Dans une conférence (Reims, 1992), le sociologue Jean-Yves Rochex dessinait l’école comme « le lieu du dévoilement des malentendus, au sens psychanalytique du terme ». J’aime bien cette définition…
J’ai quelquefois l’impression que certains enfants se prennent de sacrés chocs en arrivant à l’école… Je ne sais pas s’il faut parler « d’effraction psychique » mais je suis presque sûre qu’ il y a des enfants que certains malentendus empêchent d’être disponibles pour apprendre, pour répondre aux exigences de l’école, alors qu’ils en en auraient les compétences. Une charge affective trop lourde pèse sur des apprentissages, sur la relation au savoir, sur la relation à l’adulte détenteur de ce savoir, sur la relation aux pairs… Et ils sont là, à répéter, à travers des conduites qui ne sont pas ajustées, qui ne sont pas adaptées, leurs préoccupations. Ces préoccupations ne leur ont peut-être pas permis d’achever l’élaboration des capacités préalables nécessaires pour apprendre et pour s’inscrire dans les apprentissages, ou bien alors lorsque ces constructions ont été réalisées,leurs préoccupations les empêchent de les utiliser, ou bien les font revenir à des positions non compatibles avec une vie collective harmonieuse, ou avec leur inscription dans les apprentissages…

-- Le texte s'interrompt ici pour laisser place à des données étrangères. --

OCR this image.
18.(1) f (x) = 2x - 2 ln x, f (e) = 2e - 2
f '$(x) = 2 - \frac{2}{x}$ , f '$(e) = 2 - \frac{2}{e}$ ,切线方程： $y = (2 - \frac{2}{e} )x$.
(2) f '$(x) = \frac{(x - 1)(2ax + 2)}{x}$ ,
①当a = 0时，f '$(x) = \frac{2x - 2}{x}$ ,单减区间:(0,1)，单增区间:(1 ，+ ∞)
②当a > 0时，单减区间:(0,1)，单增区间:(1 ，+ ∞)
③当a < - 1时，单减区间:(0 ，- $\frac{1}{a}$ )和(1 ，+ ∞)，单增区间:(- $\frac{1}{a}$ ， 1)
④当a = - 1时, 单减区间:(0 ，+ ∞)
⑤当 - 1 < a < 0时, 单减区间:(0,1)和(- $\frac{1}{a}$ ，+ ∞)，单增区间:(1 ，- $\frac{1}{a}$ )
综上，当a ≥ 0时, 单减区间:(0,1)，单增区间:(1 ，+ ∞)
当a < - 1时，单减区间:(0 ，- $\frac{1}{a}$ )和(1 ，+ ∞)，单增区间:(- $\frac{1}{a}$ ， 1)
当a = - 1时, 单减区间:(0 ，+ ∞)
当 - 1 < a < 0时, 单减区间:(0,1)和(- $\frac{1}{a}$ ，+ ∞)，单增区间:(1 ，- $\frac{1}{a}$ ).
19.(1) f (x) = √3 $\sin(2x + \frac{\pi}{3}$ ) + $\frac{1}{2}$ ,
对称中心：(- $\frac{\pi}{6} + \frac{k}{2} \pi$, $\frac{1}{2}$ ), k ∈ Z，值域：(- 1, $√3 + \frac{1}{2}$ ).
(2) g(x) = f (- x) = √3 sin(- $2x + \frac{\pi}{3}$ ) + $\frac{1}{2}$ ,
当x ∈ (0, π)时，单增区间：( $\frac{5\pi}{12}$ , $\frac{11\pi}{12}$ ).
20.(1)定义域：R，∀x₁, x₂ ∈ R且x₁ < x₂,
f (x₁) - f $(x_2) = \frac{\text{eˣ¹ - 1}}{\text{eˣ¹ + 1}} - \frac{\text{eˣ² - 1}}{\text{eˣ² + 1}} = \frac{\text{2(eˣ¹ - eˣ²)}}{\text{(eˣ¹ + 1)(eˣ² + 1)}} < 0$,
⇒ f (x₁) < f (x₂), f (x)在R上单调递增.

J’exerce depuis 16 ans, dans un R.A.S.E.D, un métier de la relation, une spécificité française: je dispense des aides à dominante rééducative. Les enfants qui viennent faire un petit bout de chemin avec eux-mêmes, dans le cadre de cette aide à dominante rééducative, dans un espace dit transitionnel y viennent pour se réconcilier avec eux-mêmes. Dans cette aire, quelque part entre leur monde personnel et le monde social, celui de l’école ici, ils vont être invités à réécrire leur histoire pour se dégager d’un monde intérieur trop prégnant pour s’ouvrir au monde de l’école. Ils vont pouvoir déployer, sans danger, toutes sortes de positions pour, petit à petit, à force d’avancées, de régressions, de trébuchements, prendre la place d’élèves parmi d’autres. Pour être adoubé, il y a tout un parcours initiatique, il faut pouvoir ployer le genou, baisser la tête et le regard…

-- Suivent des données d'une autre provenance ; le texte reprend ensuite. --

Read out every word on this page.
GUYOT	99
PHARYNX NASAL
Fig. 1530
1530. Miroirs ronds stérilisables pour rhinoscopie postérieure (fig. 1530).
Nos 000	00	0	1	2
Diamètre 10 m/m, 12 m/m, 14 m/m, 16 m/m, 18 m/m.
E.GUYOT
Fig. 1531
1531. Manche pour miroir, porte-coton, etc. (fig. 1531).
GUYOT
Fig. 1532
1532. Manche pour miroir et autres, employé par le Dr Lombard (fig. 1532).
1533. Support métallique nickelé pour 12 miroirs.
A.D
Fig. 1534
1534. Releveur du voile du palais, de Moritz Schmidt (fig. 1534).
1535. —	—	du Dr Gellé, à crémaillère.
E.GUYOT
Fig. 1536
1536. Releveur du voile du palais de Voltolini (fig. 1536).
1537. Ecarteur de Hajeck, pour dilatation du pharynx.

À travers ces quelques lignes, je souhaiterais m’arrêter sur quelques aspects de mon travail et essayer de montrer qu’ en passant (aussi) par le dessin, la peinture, des enfants peuvent trouver ou retrouver le chemin d’ une meilleure efficience dans les activités proposées en classe et dans les apprentissages, comme il est précisé dans les textes officiels.

Se voir en peinture…

Me revient en mémoire un poème de Prévert « Pour faire le portrait d’un oiseau »…
« Peindre d’abord une cage, avec une porte ouverte »…
Je me dis que c’est ainsi, d’une manière symbolique, que je peux représenter la rééducation… L’enfant vient pour arranger son image d’élève ou pour s’arranger avec elle… Une cage parce qu’on « s’enferme » dans un espace, dans un temps particulier, avec une porte ouverte. Ouverte sur quoi ?
Foin de poésie… Que nous disent les textes?
Les aides à dominante rééducative sont en particulier indiquées quand il faut faire évoluer les rapports de l’enfant à l’exigence scolaire, restaurer l’investissement scolaire ou aider à son instauration… Certains enfants, du fait des conditions sociales et culturelles de leur vie ou du fait de leur histoire particulière, ne se sentent pas « autorisés » à satisfaire aux exigences scolaires, ou ne s’en croient pas capables, ou ne peuvent se mobiliser pour faire face aux attentes (du maître, de la famille, etc.). Les aides spécialisées à dominante rééducative ont pour objectif d’amener les enfants à dépasser ces obstacles, en particulier en les aidant à établir des liens entre leur « monde personnel » et les codes culturels que requiert l’école, par la création de médiations spécifiques. » (CIRCULAIRE N°2002-113 DU 30-4-2002).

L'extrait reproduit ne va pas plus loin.